If the value of $\cos x = \dfrac{1}{2}$ and $\tan B = \dfrac{1}{{\sqrt 3 }}$ , Find $\sin \left( {x + B} \right)$.

Answer 1

Hint: To solve this type of question we must know the concept of trigonometry, its properties and its ratios. Here, firstly we find the value of x as we know that cos ${60^ \circ }$ =$\dfrac{1}{2}$. Similarly, we find the value of B. Thus we find the value of $\sin \left( {x + B} \right)$.

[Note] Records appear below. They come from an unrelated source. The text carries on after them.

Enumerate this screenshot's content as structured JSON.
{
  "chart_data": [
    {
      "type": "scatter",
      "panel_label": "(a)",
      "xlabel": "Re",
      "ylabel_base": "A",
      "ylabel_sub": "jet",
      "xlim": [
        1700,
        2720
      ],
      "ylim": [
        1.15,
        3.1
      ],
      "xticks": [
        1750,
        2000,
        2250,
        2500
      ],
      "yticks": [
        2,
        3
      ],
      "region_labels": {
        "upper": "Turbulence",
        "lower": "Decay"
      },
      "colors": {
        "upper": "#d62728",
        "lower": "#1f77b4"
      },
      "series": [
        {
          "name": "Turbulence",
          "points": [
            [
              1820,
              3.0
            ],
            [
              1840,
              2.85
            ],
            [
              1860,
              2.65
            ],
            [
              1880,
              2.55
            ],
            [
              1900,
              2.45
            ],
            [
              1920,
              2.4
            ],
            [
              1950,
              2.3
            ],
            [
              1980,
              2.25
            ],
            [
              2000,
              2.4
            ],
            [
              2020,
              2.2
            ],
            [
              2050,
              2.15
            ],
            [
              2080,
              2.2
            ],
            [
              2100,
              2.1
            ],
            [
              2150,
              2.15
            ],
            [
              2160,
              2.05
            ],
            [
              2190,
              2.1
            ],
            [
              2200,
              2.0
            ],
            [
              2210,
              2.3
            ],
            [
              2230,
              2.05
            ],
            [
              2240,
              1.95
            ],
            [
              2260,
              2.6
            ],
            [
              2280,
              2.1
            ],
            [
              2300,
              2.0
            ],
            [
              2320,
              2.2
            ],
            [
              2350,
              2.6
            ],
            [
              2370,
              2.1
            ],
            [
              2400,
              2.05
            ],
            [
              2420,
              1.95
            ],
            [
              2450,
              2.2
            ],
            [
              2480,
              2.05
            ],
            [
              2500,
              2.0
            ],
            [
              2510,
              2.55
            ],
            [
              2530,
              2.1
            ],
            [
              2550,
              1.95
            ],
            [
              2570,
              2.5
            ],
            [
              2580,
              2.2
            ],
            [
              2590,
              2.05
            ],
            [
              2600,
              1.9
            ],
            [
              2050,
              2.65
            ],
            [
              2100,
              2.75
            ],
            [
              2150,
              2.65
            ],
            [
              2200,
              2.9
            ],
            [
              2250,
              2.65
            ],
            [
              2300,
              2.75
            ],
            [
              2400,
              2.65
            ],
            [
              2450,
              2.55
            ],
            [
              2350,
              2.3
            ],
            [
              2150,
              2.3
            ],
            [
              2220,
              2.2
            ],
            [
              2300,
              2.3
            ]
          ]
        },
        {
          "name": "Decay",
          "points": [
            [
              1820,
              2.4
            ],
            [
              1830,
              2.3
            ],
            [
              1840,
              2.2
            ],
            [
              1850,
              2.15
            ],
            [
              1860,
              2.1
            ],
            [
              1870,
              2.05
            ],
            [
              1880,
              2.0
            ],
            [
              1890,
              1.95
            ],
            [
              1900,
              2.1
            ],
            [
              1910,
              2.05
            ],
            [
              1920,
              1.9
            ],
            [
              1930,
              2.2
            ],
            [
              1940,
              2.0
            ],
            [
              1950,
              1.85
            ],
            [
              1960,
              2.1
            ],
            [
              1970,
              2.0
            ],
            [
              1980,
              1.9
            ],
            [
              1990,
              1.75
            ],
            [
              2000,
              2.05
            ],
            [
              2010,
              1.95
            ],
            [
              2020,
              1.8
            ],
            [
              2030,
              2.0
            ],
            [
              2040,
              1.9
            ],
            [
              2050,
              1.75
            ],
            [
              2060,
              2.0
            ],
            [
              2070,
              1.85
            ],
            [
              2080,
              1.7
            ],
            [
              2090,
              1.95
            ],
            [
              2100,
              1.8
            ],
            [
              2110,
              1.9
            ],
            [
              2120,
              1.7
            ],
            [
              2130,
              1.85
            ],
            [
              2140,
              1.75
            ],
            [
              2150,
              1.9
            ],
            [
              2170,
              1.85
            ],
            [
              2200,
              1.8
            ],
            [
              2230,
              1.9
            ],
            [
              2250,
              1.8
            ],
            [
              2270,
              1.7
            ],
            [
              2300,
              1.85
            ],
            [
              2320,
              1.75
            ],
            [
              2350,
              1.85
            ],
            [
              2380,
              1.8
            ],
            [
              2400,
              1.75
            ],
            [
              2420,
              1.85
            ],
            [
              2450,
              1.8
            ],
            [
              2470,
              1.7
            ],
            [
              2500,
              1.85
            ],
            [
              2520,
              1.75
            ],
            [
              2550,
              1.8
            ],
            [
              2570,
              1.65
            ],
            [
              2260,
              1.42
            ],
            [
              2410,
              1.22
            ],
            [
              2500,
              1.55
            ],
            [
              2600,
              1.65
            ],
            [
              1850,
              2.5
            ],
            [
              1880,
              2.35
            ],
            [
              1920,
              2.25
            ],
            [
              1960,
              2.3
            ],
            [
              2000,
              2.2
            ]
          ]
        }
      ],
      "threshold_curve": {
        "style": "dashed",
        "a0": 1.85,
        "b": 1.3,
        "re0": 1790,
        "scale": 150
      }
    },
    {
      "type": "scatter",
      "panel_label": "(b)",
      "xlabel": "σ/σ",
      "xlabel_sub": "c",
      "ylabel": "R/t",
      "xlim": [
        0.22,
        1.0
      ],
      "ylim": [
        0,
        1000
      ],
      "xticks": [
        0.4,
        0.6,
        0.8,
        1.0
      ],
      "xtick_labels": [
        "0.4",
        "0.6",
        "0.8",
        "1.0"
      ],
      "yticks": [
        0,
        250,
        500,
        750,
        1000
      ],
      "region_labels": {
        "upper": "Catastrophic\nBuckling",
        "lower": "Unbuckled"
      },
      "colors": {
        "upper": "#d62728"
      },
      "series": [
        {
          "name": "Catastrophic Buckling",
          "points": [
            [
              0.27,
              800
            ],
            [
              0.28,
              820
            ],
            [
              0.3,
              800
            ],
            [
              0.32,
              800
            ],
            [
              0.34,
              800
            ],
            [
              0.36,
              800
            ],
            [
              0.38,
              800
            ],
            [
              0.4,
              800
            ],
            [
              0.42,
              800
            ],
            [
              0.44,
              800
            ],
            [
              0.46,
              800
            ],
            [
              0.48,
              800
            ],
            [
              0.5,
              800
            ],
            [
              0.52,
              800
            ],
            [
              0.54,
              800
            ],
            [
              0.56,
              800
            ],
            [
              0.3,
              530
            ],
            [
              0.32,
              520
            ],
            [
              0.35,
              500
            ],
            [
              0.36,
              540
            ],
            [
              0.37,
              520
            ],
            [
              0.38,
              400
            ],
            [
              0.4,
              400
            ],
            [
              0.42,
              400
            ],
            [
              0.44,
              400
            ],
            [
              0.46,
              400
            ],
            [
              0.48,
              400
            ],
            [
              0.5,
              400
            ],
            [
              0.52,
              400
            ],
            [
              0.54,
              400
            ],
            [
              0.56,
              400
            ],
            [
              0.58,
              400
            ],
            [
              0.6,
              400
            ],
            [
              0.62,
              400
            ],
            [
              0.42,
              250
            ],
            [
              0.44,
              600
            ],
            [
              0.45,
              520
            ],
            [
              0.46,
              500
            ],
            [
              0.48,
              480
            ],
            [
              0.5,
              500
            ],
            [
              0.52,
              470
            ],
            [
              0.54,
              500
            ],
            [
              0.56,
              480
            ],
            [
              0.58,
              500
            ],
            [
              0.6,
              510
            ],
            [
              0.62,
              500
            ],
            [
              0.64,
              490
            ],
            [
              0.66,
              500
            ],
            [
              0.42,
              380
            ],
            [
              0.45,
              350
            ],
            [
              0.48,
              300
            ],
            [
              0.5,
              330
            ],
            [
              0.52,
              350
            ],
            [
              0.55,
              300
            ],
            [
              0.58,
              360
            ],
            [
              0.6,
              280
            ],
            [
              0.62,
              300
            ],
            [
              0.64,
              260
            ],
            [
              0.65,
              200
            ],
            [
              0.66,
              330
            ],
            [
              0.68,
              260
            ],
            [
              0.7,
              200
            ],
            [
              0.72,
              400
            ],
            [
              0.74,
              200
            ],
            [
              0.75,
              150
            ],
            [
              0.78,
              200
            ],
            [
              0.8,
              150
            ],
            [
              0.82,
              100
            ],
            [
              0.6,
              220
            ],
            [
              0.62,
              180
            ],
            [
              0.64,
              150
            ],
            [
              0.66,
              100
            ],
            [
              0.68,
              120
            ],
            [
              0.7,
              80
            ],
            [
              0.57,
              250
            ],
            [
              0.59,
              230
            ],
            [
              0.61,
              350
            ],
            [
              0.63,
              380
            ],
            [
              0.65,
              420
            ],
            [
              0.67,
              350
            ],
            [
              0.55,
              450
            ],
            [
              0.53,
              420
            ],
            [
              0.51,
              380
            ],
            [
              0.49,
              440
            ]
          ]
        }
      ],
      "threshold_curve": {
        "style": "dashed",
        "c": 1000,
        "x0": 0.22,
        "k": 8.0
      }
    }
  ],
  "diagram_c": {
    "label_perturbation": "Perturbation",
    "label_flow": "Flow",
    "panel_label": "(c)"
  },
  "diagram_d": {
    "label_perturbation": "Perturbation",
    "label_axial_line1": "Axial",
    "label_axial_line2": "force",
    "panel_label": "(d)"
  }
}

Complete Step-by-Step solution:
Here we are given with $\cos x = \dfrac{1}{2}$
But we know that $\cos {60^ \circ } = \dfrac{1}{2}$
So we get x= ${60^ \circ }$
Also we are given that $\tan B = \dfrac{1}{{\sqrt 3 }}$
But we know that $\tan {30^ \circ } = \dfrac{1}{{\sqrt 3 }}$
So we get B = ${30^ \circ }$
$\sin \left( {x + B} \right) = \sin \left( {{{60}^ \circ } + {{30}^ \circ }} \right)$
$\Rightarrow$ $\sin {90^ \circ }$
And as per trigonometric ratio of sin ${90^ \circ }$ = 1 , so we will get ${90^ \circ }$
Therefore, $\sin \left( {x + B} \right) = 1$

Note: To solve this question we must know all the six trigonometric functions and those are sine function, tangent function, cosecant function, cotangent function, cosine function, secant function. Trigonometry has degrees like ${0^ \circ }, {30^ \circ }, {45^ \circ }, {60^ \circ }, {90^ \circ }$ which has their own varied values which are useful to solve this type of question.